Football's coming home? According to Goldman Sachs, it isn't

 
Josh Mines
Goldman Sachs reckon England will fall at the final hurdle at the World Cup, losing to Brazil in the final

After a last minute win against Tunisia followed by a 6-1 drubbing of Panama, it's fair to say that excitement around England's chances at the World Cup has reached fever pitch.

But according to Goldman Sachs, the Three Lions are set to come agonisingly close to bringing football home.

The finance giant used machine learning to predict how the rest of the World Cup was likely to pan out.

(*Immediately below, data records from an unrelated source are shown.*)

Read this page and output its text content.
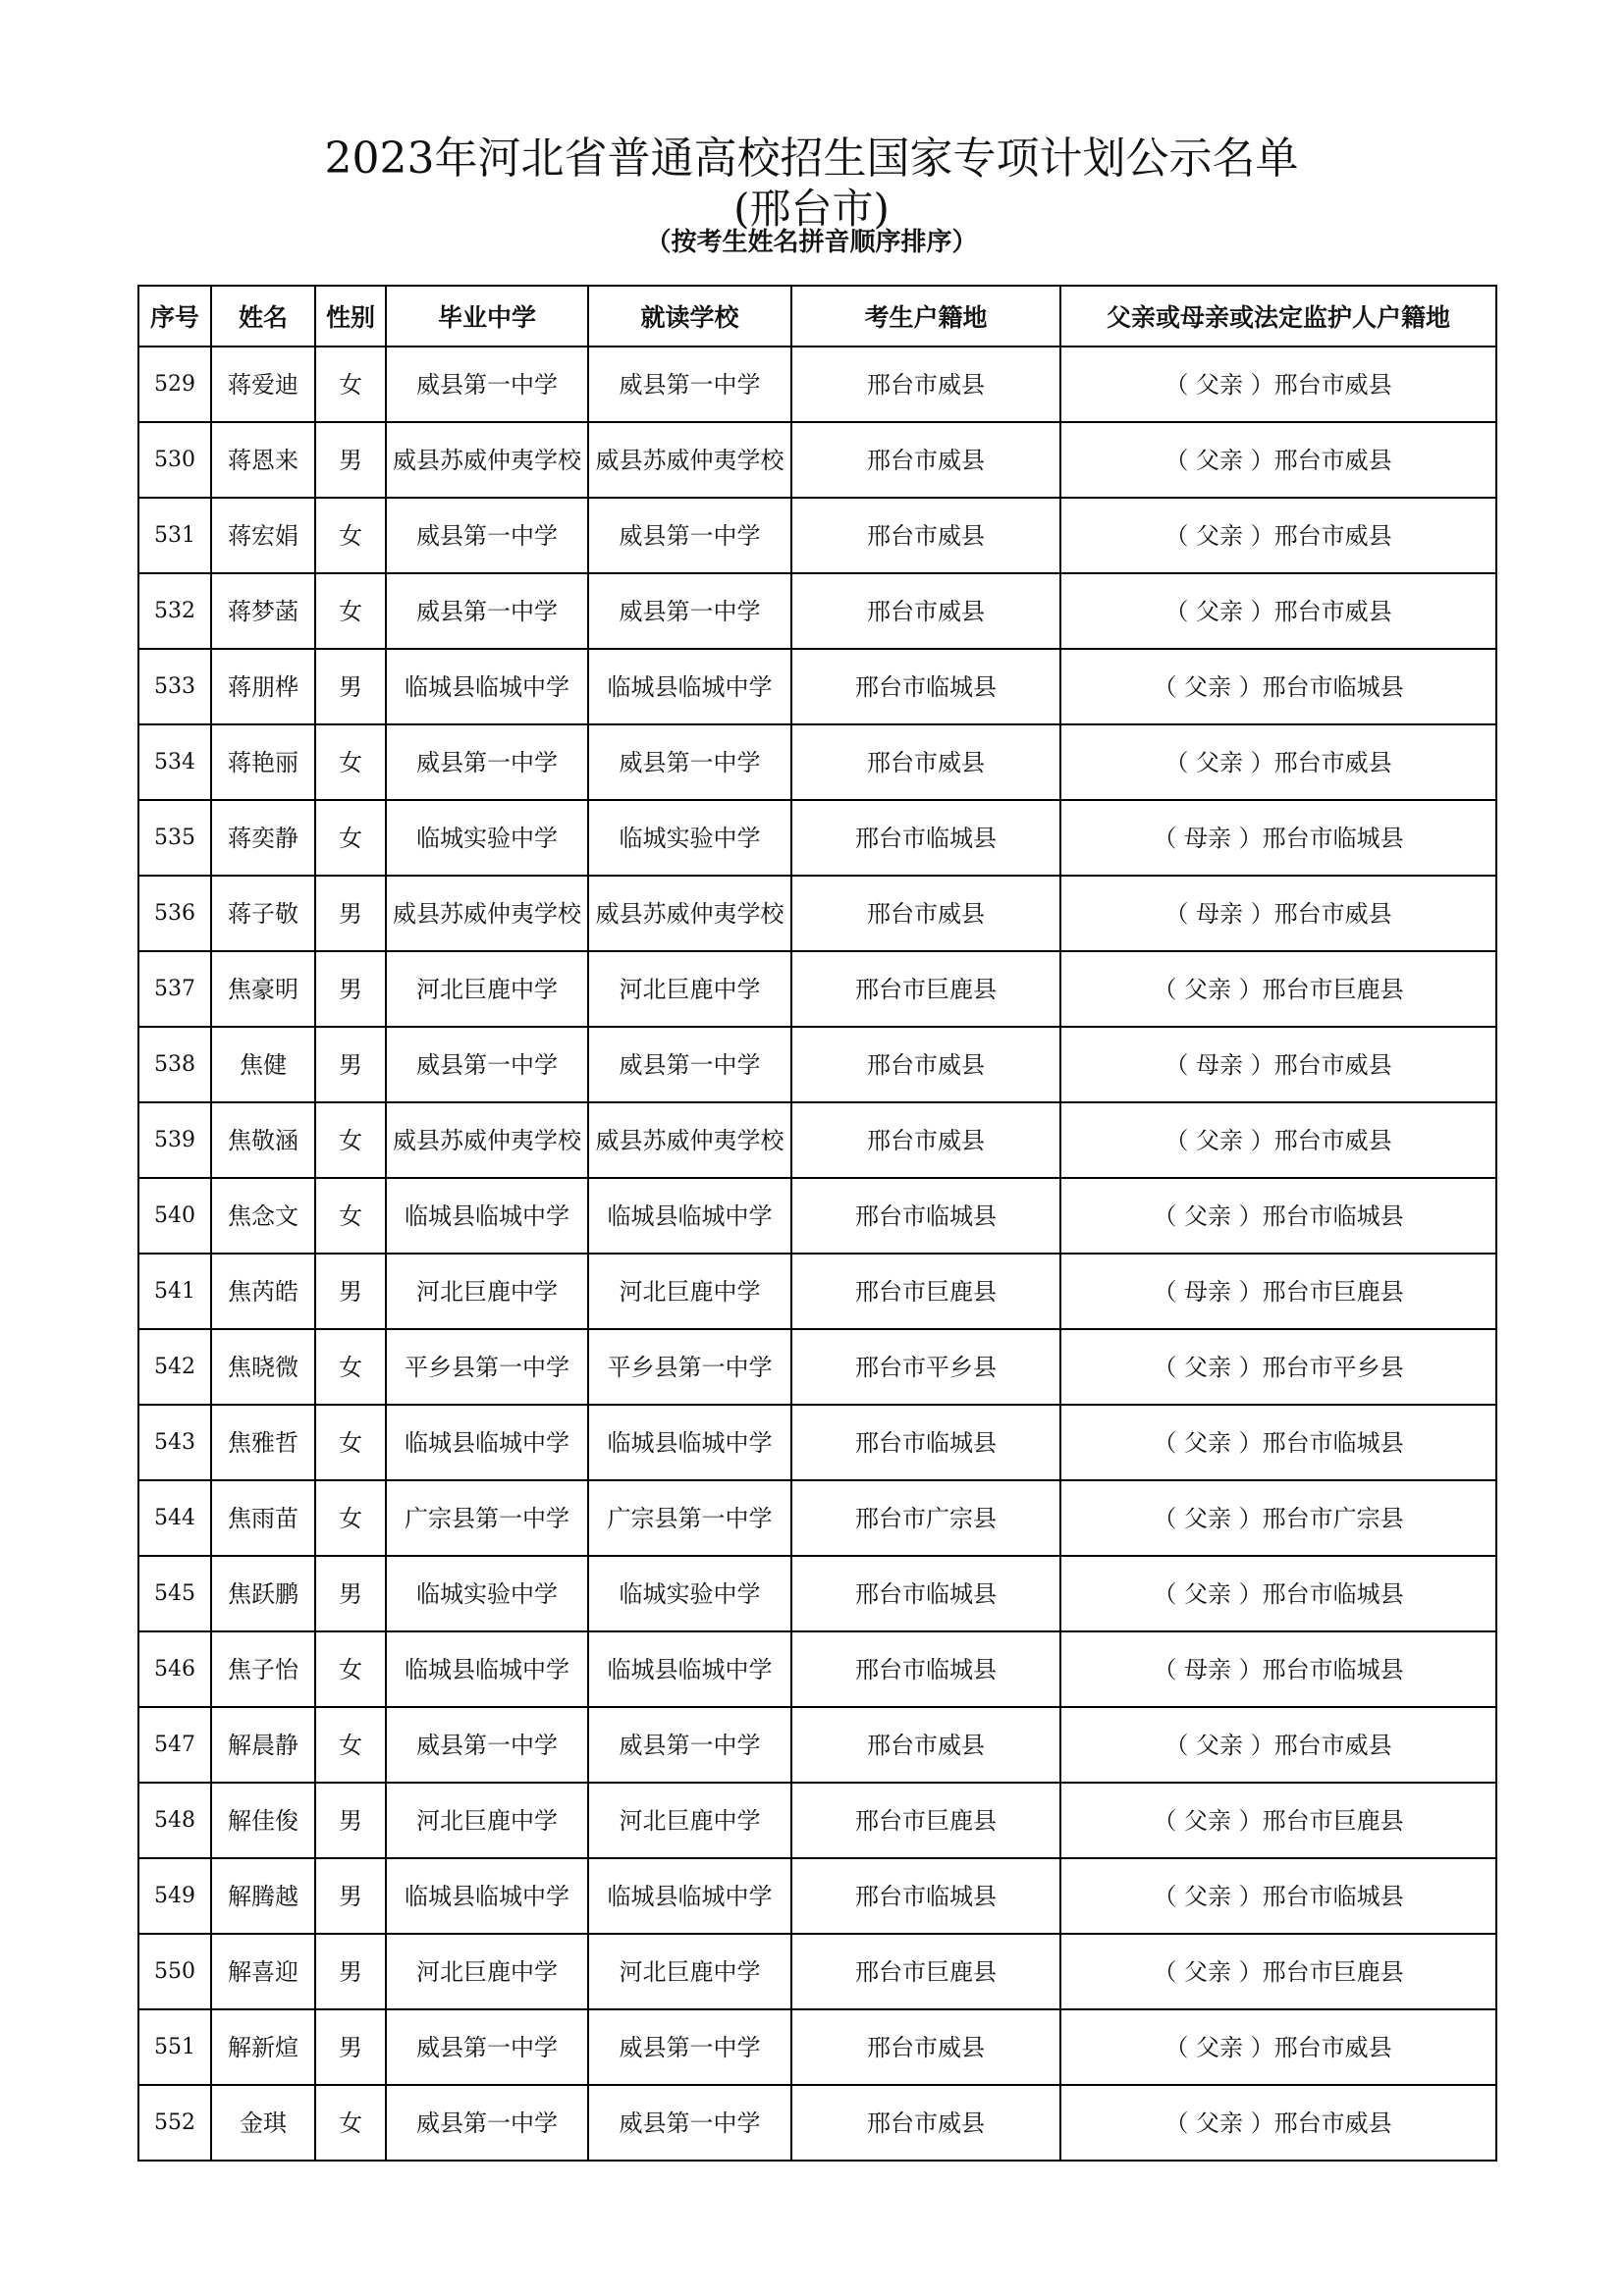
2023年河北省普通高校招生国家专项计划公示名单
(邢台市)
（按考生姓名拼音顺序排序）
序号	姓名	性别	毕业中学	就读学校	考生户籍地	父亲或母亲或法定监护人户籍地
529	蒋爱迪	女	威县第一中学	威县第一中学	邢台市威县	（ 父亲 ）邢台市威县
530	蒋恩来	男	威县苏威仲夷学校	威县苏威仲夷学校	邢台市威县	（ 父亲 ）邢台市威县
531	蒋宏娟	女	威县第一中学	威县第一中学	邢台市威县	（ 父亲 ）邢台市威县
532	蒋梦菡	女	威县第一中学	威县第一中学	邢台市威县	（ 父亲 ）邢台市威县
533	蒋朋桦	男	临城县临城中学	临城县临城中学	邢台市临城县	（ 父亲 ）邢台市临城县
534	蒋艳丽	女	威县第一中学	威县第一中学	邢台市威县	（ 父亲 ）邢台市威县
535	蒋奕静	女	临城实验中学	临城实验中学	邢台市临城县	（ 母亲 ）邢台市临城县
536	蒋子敬	男	威县苏威仲夷学校	威县苏威仲夷学校	邢台市威县	（ 母亲 ）邢台市威县
537	焦豪明	男	河北巨鹿中学	河北巨鹿中学	邢台市巨鹿县	（ 父亲 ）邢台市巨鹿县
538	焦健	男	威县第一中学	威县第一中学	邢台市威县	（ 母亲 ）邢台市威县
539	焦敬涵	女	威县苏威仲夷学校	威县苏威仲夷学校	邢台市威县	（ 父亲 ）邢台市威县
540	焦念文	女	临城县临城中学	临城县临城中学	邢台市临城县	（ 父亲 ）邢台市临城县
541	焦芮皓	男	河北巨鹿中学	河北巨鹿中学	邢台市巨鹿县	（ 母亲 ）邢台市巨鹿县
542	焦晓微	女	平乡县第一中学	平乡县第一中学	邢台市平乡县	（ 父亲 ）邢台市平乡县
543	焦雅哲	女	临城县临城中学	临城县临城中学	邢台市临城县	（ 父亲 ）邢台市临城县
544	焦雨苗	女	广宗县第一中学	广宗县第一中学	邢台市广宗县	（ 父亲 ）邢台市广宗县
545	焦跃鹏	男	临城实验中学	临城实验中学	邢台市临城县	（ 父亲 ）邢台市临城县
546	焦子怡	女	临城县临城中学	临城县临城中学	邢台市临城县	（ 母亲 ）邢台市临城县
547	解晨静	女	威县第一中学	威县第一中学	邢台市威县	（ 父亲 ）邢台市威县
548	解佳俊	男	河北巨鹿中学	河北巨鹿中学	邢台市巨鹿县	（ 父亲 ）邢台市巨鹿县
549	解腾越	男	临城县临城中学	临城县临城中学	邢台市临城县	（ 父亲 ）邢台市临城县
550	解喜迎	男	河北巨鹿中学	河北巨鹿中学	邢台市巨鹿县	（ 父亲 ）邢台市巨鹿县
551	解新煊	男	威县第一中学	威县第一中学	邢台市威县	（ 父亲 ）邢台市威县
552	金琪	女	威县第一中学	威县第一中学	邢台市威县	（ 父亲 ）邢台市威县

Goldman's machine learning technology simulated 1m variations to eventually find who would bring home the trophy from Russia.

Read more: England hit Panama for six to light World Cup touchpaper

Before the tournament, the computer reckoned the final would be between Germany and Brazil - but a recalculation after England's two wins on the trot led it to predict an England - Brazil final.

Unfortunately, England was then expected to lose against Brazil, handing the South American nation its sixth World Cup.

Goldman Sachs predicted that England would come second in their group to Belgium, and beat Colombia and Mexico in the round of 16 and quarter final, before pulling off a remarkable win against 2010 winners Spain in the semis.

Chief economist at Goldman Sachs Jan Hatzius said:

For England fans who might find themselves daring to dream, our updated model predictions might constitute a beacon of hope,

We continue to predict that Belgium will top Group G, ahead of England, using the unrounded goal difference as the tie-breaker on points. After a projected victory over Colombia in the Round of 16, we now expect England to meet Mexico in the quarter-finals, rather than meeting Germany.

This tips the outcome in England’s favour, as they are projected to defeat Mexico, before overcoming Spain—just—in the semi-finals. In turn, this would set up a Brazil—England final on 15 July (though those hoping for an England victory should look away now).